House of Mary: A Place of Rest

Next, a house should be a place of rest. There are two sisters named Mary and Martha. One day, Jesus was traveling through their town. They invited Jesus to their house. So, Jesus spends that day with these two sisters. 

     Mary sits at the feet of Jesus. She has no worries, no distractions and no anxieties. Her soul is at rest. But Martha could not sit down. She has so many things on her plate. She is distracted and pulled in every direction. When she sees Mary sitting and talking to Jesus, she gets frustrated and irritated. She complains to Jesus, ‘Lord, don’t you care that my sister has left me to do the work by myself? Tell her to help me!”

   Lord Jesus looks at her and says, 

“Martha, Martha, you are worried and upset about many things, but few things are needed—or indeed only one. Mary has chosen what is better, and it will not be taken away from her.” (Luke chapter 10:38-42) 

     Martha was worried and upset about so many things. But Mary left all worries and anxieties to enjoy the presence of Jesus. 

    Jesus is in their house. Both Mary and Martha have access to his presence. But only Mary decided to go and spend time with Jesus. 

     Jesus may be in our house. But too often we are like Martha. We are distracted by many things in life.

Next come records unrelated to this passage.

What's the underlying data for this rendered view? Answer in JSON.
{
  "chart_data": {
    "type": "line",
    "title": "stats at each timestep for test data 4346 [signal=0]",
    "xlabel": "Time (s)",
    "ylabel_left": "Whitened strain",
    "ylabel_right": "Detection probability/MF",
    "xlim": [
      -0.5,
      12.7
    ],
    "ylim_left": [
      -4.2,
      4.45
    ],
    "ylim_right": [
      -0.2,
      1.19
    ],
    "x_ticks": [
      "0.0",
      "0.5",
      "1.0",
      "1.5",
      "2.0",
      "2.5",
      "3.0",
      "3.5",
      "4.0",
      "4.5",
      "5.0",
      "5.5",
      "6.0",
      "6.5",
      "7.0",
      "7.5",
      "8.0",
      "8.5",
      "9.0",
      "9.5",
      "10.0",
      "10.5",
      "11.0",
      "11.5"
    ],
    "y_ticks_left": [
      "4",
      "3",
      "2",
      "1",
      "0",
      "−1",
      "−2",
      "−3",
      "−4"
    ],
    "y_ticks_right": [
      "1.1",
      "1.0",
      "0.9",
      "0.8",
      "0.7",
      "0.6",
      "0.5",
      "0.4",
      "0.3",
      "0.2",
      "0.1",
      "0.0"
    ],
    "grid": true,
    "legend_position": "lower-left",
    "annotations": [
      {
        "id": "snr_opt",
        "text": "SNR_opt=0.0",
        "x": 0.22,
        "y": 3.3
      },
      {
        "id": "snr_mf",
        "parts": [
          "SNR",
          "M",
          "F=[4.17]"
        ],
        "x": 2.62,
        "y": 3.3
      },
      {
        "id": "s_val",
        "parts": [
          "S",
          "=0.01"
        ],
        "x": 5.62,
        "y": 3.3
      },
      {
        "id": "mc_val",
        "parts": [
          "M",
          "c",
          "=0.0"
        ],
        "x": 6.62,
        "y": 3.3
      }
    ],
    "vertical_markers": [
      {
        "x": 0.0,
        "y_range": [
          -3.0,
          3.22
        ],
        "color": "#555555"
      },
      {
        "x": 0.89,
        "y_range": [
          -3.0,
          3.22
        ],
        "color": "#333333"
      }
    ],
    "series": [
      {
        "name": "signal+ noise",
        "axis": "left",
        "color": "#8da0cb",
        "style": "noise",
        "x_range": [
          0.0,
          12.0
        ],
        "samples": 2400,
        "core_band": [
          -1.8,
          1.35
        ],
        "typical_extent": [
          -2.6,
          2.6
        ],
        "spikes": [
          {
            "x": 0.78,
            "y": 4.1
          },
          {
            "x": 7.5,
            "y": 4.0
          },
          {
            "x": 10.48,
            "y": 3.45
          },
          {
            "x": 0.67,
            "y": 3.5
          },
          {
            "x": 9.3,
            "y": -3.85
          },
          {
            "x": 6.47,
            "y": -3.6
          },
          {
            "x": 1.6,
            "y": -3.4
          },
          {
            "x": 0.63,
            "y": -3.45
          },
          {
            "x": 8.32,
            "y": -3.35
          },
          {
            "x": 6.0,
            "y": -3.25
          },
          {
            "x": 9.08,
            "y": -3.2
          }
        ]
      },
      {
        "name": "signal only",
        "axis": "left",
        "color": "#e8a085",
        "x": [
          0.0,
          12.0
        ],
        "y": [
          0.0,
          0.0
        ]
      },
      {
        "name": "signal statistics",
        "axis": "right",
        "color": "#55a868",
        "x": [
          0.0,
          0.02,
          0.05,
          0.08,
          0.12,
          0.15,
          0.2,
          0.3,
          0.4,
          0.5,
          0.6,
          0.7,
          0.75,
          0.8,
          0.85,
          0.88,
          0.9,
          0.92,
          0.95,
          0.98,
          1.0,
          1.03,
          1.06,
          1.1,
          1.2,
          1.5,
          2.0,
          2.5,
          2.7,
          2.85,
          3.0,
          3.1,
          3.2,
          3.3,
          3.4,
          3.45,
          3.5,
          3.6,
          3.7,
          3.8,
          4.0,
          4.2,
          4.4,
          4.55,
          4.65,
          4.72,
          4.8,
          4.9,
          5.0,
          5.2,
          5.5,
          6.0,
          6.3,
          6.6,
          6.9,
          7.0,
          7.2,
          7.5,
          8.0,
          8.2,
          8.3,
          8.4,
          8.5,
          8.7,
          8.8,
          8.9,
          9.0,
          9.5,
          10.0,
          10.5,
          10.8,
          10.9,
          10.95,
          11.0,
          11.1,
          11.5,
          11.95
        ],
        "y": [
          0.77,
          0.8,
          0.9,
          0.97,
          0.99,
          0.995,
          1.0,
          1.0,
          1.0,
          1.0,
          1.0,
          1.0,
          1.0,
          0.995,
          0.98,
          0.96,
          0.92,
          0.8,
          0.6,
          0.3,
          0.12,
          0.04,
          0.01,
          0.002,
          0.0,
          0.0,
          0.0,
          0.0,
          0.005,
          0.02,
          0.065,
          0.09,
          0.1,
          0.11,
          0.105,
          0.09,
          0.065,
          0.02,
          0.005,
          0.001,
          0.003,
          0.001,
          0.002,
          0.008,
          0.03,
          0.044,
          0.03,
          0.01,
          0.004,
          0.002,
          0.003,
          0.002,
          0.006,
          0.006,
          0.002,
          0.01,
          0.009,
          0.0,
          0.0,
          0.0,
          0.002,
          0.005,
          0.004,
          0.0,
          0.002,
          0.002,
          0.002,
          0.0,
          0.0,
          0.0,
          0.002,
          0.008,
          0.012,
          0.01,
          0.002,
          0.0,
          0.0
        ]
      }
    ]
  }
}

We do not find time to sit at the feet of Jesus, to enjoy his fellowship, to give all our burdens to him and cherish the peace He alone can give to our hearts. 

   God wants our home to be places of rest. If we learn to sit at the feet of Lord Jesus, we can make our homes places of rest and tranquility. 

House of Zacchaeus: A Place of Redemption

When the people of Israel were leaving Egypt, God instituted the festival of Passover to commemorate their liberation from the bondage. They should slaughter an innocent lamb and apply its blood on the doors of every house. 

    God told them, 

      (Exodus 12:13) The blood will be your sign on the houses where you live. Whenever I see the blood, I’ll pass over you. No plague will destroy you when I strike the land of Egypt.

     The blood will be a sign on every house. Every house must apply the blood. God wants to redeem every house. 

      One day Jesus was going through a town called Jericho. A huge crowd was following Jesus. There was a man named Zacchaeus. He was super excited to see Jesus. But the problem was he was a short man. The huge crowd around Jesus made it impossible for him to get a glimpse of Jesus. So, he climbs a fig tree to see Jesus. Then something surprising happens. Jesus walks to the tree, looks at Zacchaeus and says, ‘Zacchaeus, come down, today I would like to stay in your house’. 

       Zacchaeus joyfully receives Jesus into his home. Jesus says to him, ‘today salvation has come to this house’. 

   Today salvation has come to this house. Jesus wants to bring salvation to our houses. 

   St Paul and his friend were in the city of Philippi. They were thrown into prison for preaching the gospel. Then a powerful earthquake shakes up the foundations of the prison. The doors of the prison get thrown away. The prison official thinks all prisoners fled the prison. So, he takes a dagger to stab himself to death. The St.Paul says to him, don’t hurt yourself. We are all here. Trembling before them, the prison official asks them, ‘sir, what must I do to be saved’. St.Paul and his friend Silas reply, ‘Believe in the Lord Jesus. Then you will be saved – you and your household.’ Acts 16:31

He is a God who wants to save you every house. So, a house should be a place of redemption. 

May God bless your house and its inhabitants.